Not, you understand, that Shute depicted his male characters with any skill. The first is Dwight Towers, the captain of the last American submarine. He is dull as most characters defined by their dedication to duty are. He might generate a little pathos in his continued devotion to his deceased family, but since that devotion makes him reject any but the most Platonic relationship with the Australian woman he loves – despite their impending fate – he comes across as a cad instead. Still, he comes off better than Peter Holmes, the Australian liaison officer with the submarine, who has no observable personality beyond being a newly married man with a young baby.

The men, however, are masterpieces of Shakespearean subtlety compared to the women in their lives. Moira Davidson, the woman Towers spends time with when he is off duty, is a hard-drinking party-goer in her mid-twenties, with a reputation – apparently undeserved – for being a loose woman that is based mostly on her risque talk.
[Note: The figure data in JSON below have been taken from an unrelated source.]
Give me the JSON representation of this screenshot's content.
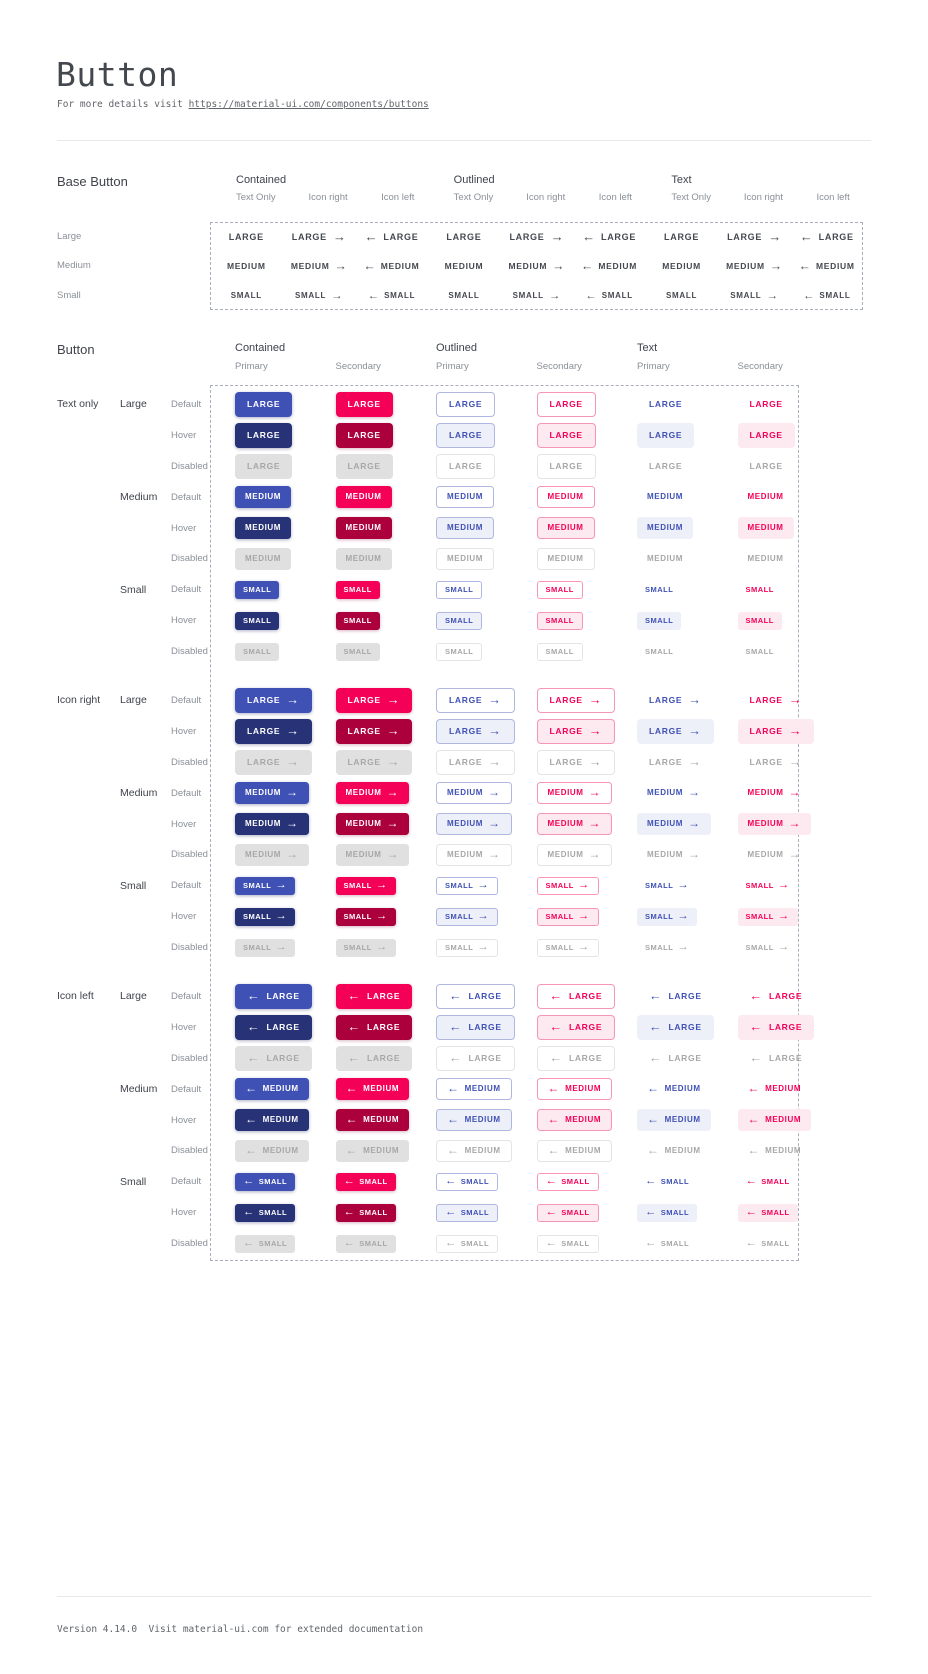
{
  "page": {
    "title": "Button",
    "subtitle_prefix": "For more details visit ",
    "subtitle_link": "https://material-ui.com/components/buttons",
    "footer": "Version 4.14.0  Visit material-ui.com for extended documentation"
  },
  "base_button": {
    "section_label": "Base Button",
    "group_headers": [
      "Contained",
      "Outlined",
      "Text"
    ],
    "sub_headers": [
      "Text Only",
      "Icon right",
      "Icon left"
    ],
    "sizes": [
      {
        "label": "Large",
        "text": "LARGE",
        "class": "large"
      },
      {
        "label": "Medium",
        "text": "MEDIUM",
        "class": "medium"
      },
      {
        "label": "Small",
        "text": "SMALL",
        "class": "small"
      }
    ]
  },
  "button": {
    "section_label": "Button",
    "group_headers": [
      "Contained",
      "Outlined",
      "Text"
    ],
    "columns": [
      {
        "group": "Contained",
        "label": "Primary",
        "variant": "contained-primary"
      },
      {
        "group": "Contained",
        "label": "Secondary",
        "variant": "contained-secondary"
      },
      {
        "group": "Outlined",
        "label": "Primary",
        "variant": "outlined-primary"
      },
      {
        "group": "Outlined",
        "label": "Secondary",
        "variant": "outlined-secondary"
      },
      {
        "group": "Text",
        "label": "Primary",
        "variant": "text-primary"
      },
      {
        "group": "Text",
        "label": "Secondary",
        "variant": "text-secondary"
      }
    ],
    "row_groups": [
      {
        "label": "Text only",
        "icon": "none"
      },
      {
        "label": "Icon right",
        "icon": "right"
      },
      {
        "label": "Icon left",
        "icon": "left"
      }
    ],
    "sizes": [
      {
        "label": "Large",
        "text": "LARGE",
        "class": "large"
      },
      {
        "label": "Medium",
        "text": "MEDIUM",
        "class": "medium"
      },
      {
        "label": "Small",
        "text": "SMALL",
        "class": "small"
      }
    ],
    "states": [
      {
        "label": "Default",
        "class": "default"
      },
      {
        "label": "Hover",
        "class": "hover"
      },
      {
        "label": "Disabled",
        "class": "disabled"
      }
    ]
  },
  "icons": {
    "right": "→",
    "left": "←"
  },
  "colors": {
    "primary": "#3f51b5",
    "primary_dark": "#283377",
    "secondary": "#f50057",
    "secondary_dark": "#ab003c",
    "primary_hover_bg": "#edeff9",
    "secondary_hover_bg": "#fde9f0",
    "disabled_bg": "#e0e0e0",
    "disabled_text": "#a7a7a7",
    "outline_primary_border": "#b0b7e0",
    "outline_secondary_border": "#f795b7",
    "outline_disabled_border": "#e4e4e4"
  }
}
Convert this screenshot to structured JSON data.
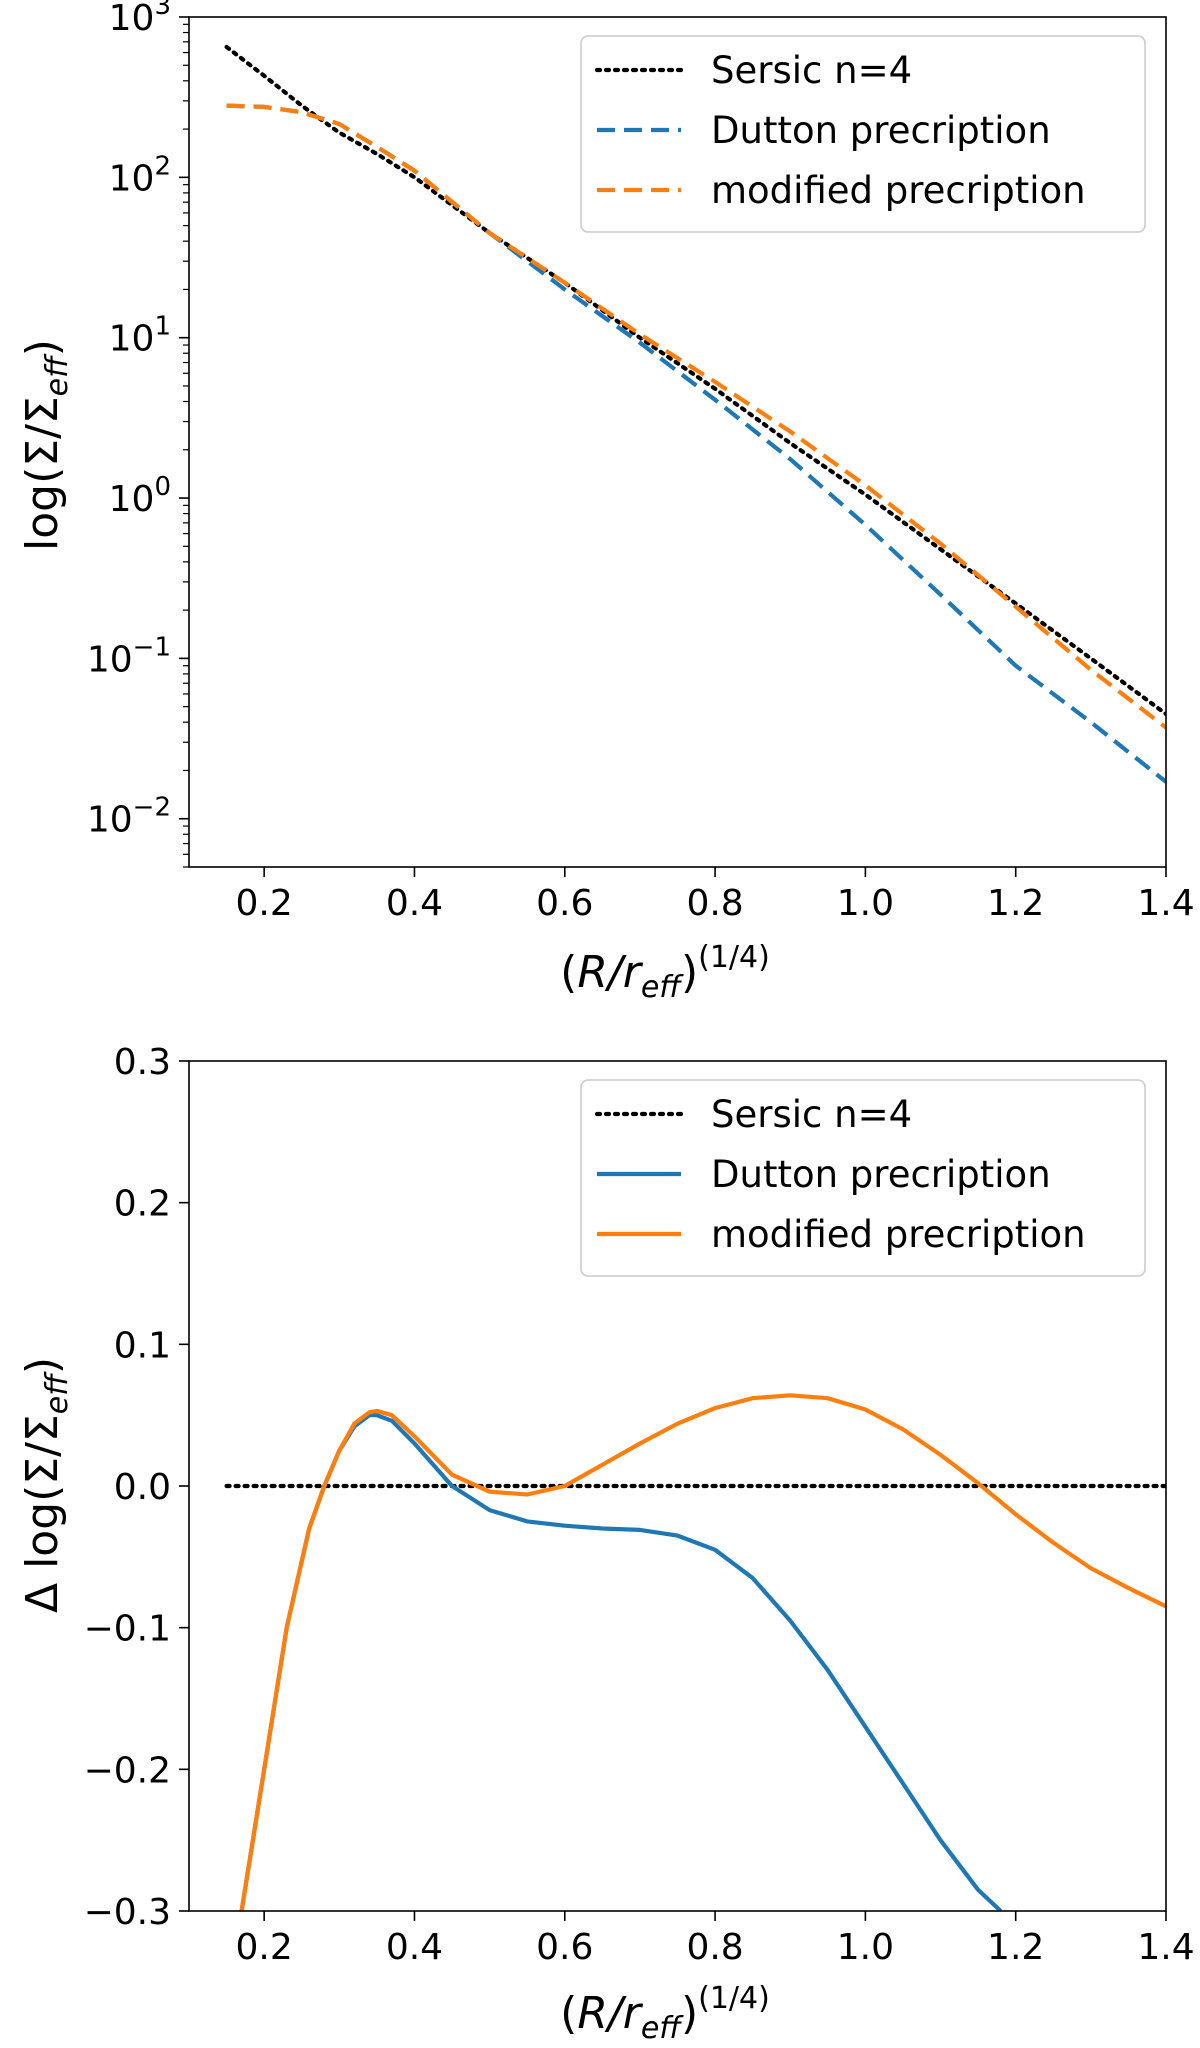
{
  "chart_data": [
    {
      "type": "line",
      "panel": "top",
      "xlabel": "(R/r_eff)^(1/4)",
      "xlabel_parts": {
        "open": "(",
        "r": "R",
        "slash": "/r",
        "sub": "eff",
        "close": ")",
        "exp": "(1/4)"
      },
      "ylabel": "log(Σ/Σ_eff)",
      "ylabel_parts": {
        "pre": "log(Σ/Σ",
        "sub": "eff",
        "post": ")"
      },
      "xlim": [
        0.1,
        1.4
      ],
      "ylim": [
        0.005,
        1000
      ],
      "yscale": "log",
      "x_ticks": [
        "0.2",
        "0.4",
        "0.6",
        "0.8",
        "1.0",
        "1.2",
        "1.4"
      ],
      "x_tick_values": [
        0.2,
        0.4,
        0.6,
        0.8,
        1.0,
        1.2,
        1.4
      ],
      "y_ticks": [
        {
          "value": 1000,
          "base": "10",
          "exp": "3"
        },
        {
          "value": 100,
          "base": "10",
          "exp": "2"
        },
        {
          "value": 10,
          "base": "10",
          "exp": "1"
        },
        {
          "value": 1,
          "base": "10",
          "exp": "0"
        },
        {
          "value": 0.1,
          "base": "10",
          "exp": "−1"
        },
        {
          "value": 0.01,
          "base": "10",
          "exp": "−2"
        }
      ],
      "grid": false,
      "legend": "top-right",
      "series": [
        {
          "name": "Sersic n=4",
          "color": "#000000",
          "style": "dotted",
          "x": [
            0.15,
            0.2,
            0.25,
            0.3,
            0.35,
            0.4,
            0.5,
            0.6,
            0.7,
            0.8,
            0.9,
            1.0,
            1.1,
            1.2,
            1.3,
            1.4
          ],
          "y": [
            650,
            430,
            280,
            190,
            140,
            100,
            45,
            22,
            10,
            4.8,
            2.2,
            1.05,
            0.48,
            0.22,
            0.1,
            0.045
          ]
        },
        {
          "name": "Dutton precription",
          "color": "#1f77b4",
          "style": "dashed",
          "x": [
            0.15,
            0.2,
            0.25,
            0.3,
            0.35,
            0.4,
            0.5,
            0.6,
            0.7,
            0.8,
            0.9,
            1.0,
            1.1,
            1.2,
            1.3,
            1.4
          ],
          "y": [
            280,
            275,
            255,
            215,
            155,
            110,
            45,
            20,
            9.3,
            4.1,
            1.75,
            0.68,
            0.25,
            0.09,
            0.04,
            0.017
          ]
        },
        {
          "name": "modified precription",
          "color": "#ff7f0e",
          "style": "dashed",
          "x": [
            0.15,
            0.2,
            0.25,
            0.3,
            0.35,
            0.4,
            0.5,
            0.6,
            0.7,
            0.8,
            0.9,
            1.0,
            1.1,
            1.2,
            1.3,
            1.4
          ],
          "y": [
            280,
            275,
            255,
            215,
            155,
            110,
            45,
            22,
            10.5,
            5.3,
            2.6,
            1.2,
            0.52,
            0.21,
            0.085,
            0.037
          ]
        }
      ]
    },
    {
      "type": "line",
      "panel": "bottom",
      "xlabel": "(R/r_eff)^(1/4)",
      "xlabel_parts": {
        "open": "(",
        "r": "R",
        "slash": "/r",
        "sub": "eff",
        "close": ")",
        "exp": "(1/4)"
      },
      "ylabel": "Δ log(Σ/Σ_eff)",
      "ylabel_parts": {
        "pre": "Δ log(Σ/Σ",
        "sub": "eff",
        "post": ")"
      },
      "xlim": [
        0.1,
        1.4
      ],
      "ylim": [
        -0.3,
        0.3
      ],
      "yscale": "linear",
      "x_ticks": [
        "0.2",
        "0.4",
        "0.6",
        "0.8",
        "1.0",
        "1.2",
        "1.4"
      ],
      "x_tick_values": [
        0.2,
        0.4,
        0.6,
        0.8,
        1.0,
        1.2,
        1.4
      ],
      "y_ticks": [
        "0.3",
        "0.2",
        "0.1",
        "0.0",
        "−0.1",
        "−0.2",
        "−0.3"
      ],
      "y_tick_values": [
        0.3,
        0.2,
        0.1,
        0.0,
        -0.1,
        -0.2,
        -0.3
      ],
      "grid": false,
      "legend": "top-right",
      "series": [
        {
          "name": "Sersic n=4",
          "color": "#000000",
          "style": "dotted",
          "x": [
            0.15,
            1.4
          ],
          "y": [
            0.0,
            0.0
          ]
        },
        {
          "name": "Dutton precription",
          "color": "#1f77b4",
          "style": "solid",
          "x": [
            0.17,
            0.2,
            0.23,
            0.26,
            0.28,
            0.3,
            0.32,
            0.34,
            0.35,
            0.37,
            0.4,
            0.45,
            0.5,
            0.55,
            0.6,
            0.65,
            0.7,
            0.75,
            0.8,
            0.85,
            0.9,
            0.95,
            1.0,
            1.05,
            1.1,
            1.15,
            1.18
          ],
          "y": [
            -0.3,
            -0.2,
            -0.1,
            -0.03,
            0.0,
            0.025,
            0.042,
            0.05,
            0.05,
            0.046,
            0.03,
            0.0,
            -0.017,
            -0.025,
            -0.028,
            -0.03,
            -0.031,
            -0.035,
            -0.045,
            -0.065,
            -0.095,
            -0.13,
            -0.17,
            -0.21,
            -0.25,
            -0.285,
            -0.3
          ]
        },
        {
          "name": "modified precription",
          "color": "#ff7f0e",
          "style": "solid",
          "x": [
            0.17,
            0.2,
            0.23,
            0.26,
            0.28,
            0.3,
            0.32,
            0.34,
            0.35,
            0.37,
            0.4,
            0.45,
            0.5,
            0.55,
            0.6,
            0.65,
            0.7,
            0.75,
            0.8,
            0.85,
            0.9,
            0.95,
            1.0,
            1.05,
            1.1,
            1.15,
            1.2,
            1.25,
            1.3,
            1.35,
            1.4
          ],
          "y": [
            -0.3,
            -0.2,
            -0.1,
            -0.03,
            0.0,
            0.025,
            0.044,
            0.052,
            0.053,
            0.05,
            0.035,
            0.008,
            -0.004,
            -0.006,
            0.0,
            0.015,
            0.03,
            0.044,
            0.055,
            0.062,
            0.064,
            0.062,
            0.054,
            0.04,
            0.022,
            0.002,
            -0.02,
            -0.04,
            -0.058,
            -0.072,
            -0.085
          ]
        }
      ]
    }
  ]
}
Influenced by Towers, she responds to his nobility by discovering her own.

In ordinary circumstances, she confides to the other woman, she would do all she could to seduce him away from his wife. “’It’d be worth doing her dirt if it meant having Dwight for good, and children, and a home, and full life,’” Davidson says. “’But to do her dirt just for three month’s pleasure and nothing at the end of it – that’s another thing.’” I may be a loose woman, but I don’t know that I’m all that loose.’” Instead, she supports his doublethink about his family still being alive, and follows his suggestion that she take secretarial classes to give purpose to her life in the brief time that remains.

As for Mary Holmes, an examination of her mental competence would have no sure outcome. Her only interest is her new baby and her home, and, while some allowance must be made for denial she makes no effort to understand what is happening. Her stupidity gives her husband Peter an excuse to lecture the readers through her, but she is genuinely surprised when the radiation arrives, and wonders if cough drops would protect her from it. “’I’m glad we haven’t got newspapers now,’” she says shortly before they die. “’It’s been much nicer without them.’” She is humored by her husband, and, needless to say, no help at all when the family commits suicide to avoid suffering the lingering death through radiation. Instead, she follows her husband’s lead, and only in her last moments shows any understanding of what is happening.

These female characters are despicable in themselves. But what is worse is that, despite their very different attitudes, they have no trouble confiding in each other for no better reason than the fact that their men are at sea. In reality, two such women would despise each other. Yet Shute assumes that because they are women, they want the same thing, which allows them to become confidants.

Even worse, Shute seems to consider Mary Holmes an example for Davidson. Despite Davidson’s greater intelligence, she ends up much the same, following her man into death without a thought of her own.

Naturally, it would be wrong to blame Shute for setting On the Beach in a time when gender roles – especially for women – were so limited. But I do blame him, very much, for accepting those roles without any question, and being unable to see past them and depict the women in his novel as individuals. A more talented writer would have had Davidson resisting the transformation into a good woman, perhaps even tempting Dwight unsuccessfully and uncertain whether to be angry at him.

Similarly, Mary would be more human if she showed more awareness, and a scene or two revealed that she was playing the role she thought necessary for her husband’s well-being, or wished she had more time for herself. The gender atmosphere of the novel might still have been uncomfortable for a reader today, but at least it wouldn’t have seemed so much the result of an impoverished imagination.

I dislike discarding a book; it always feels close to censorship. But I found On the Beach so distasteful that I know that I’ve read it for the last time.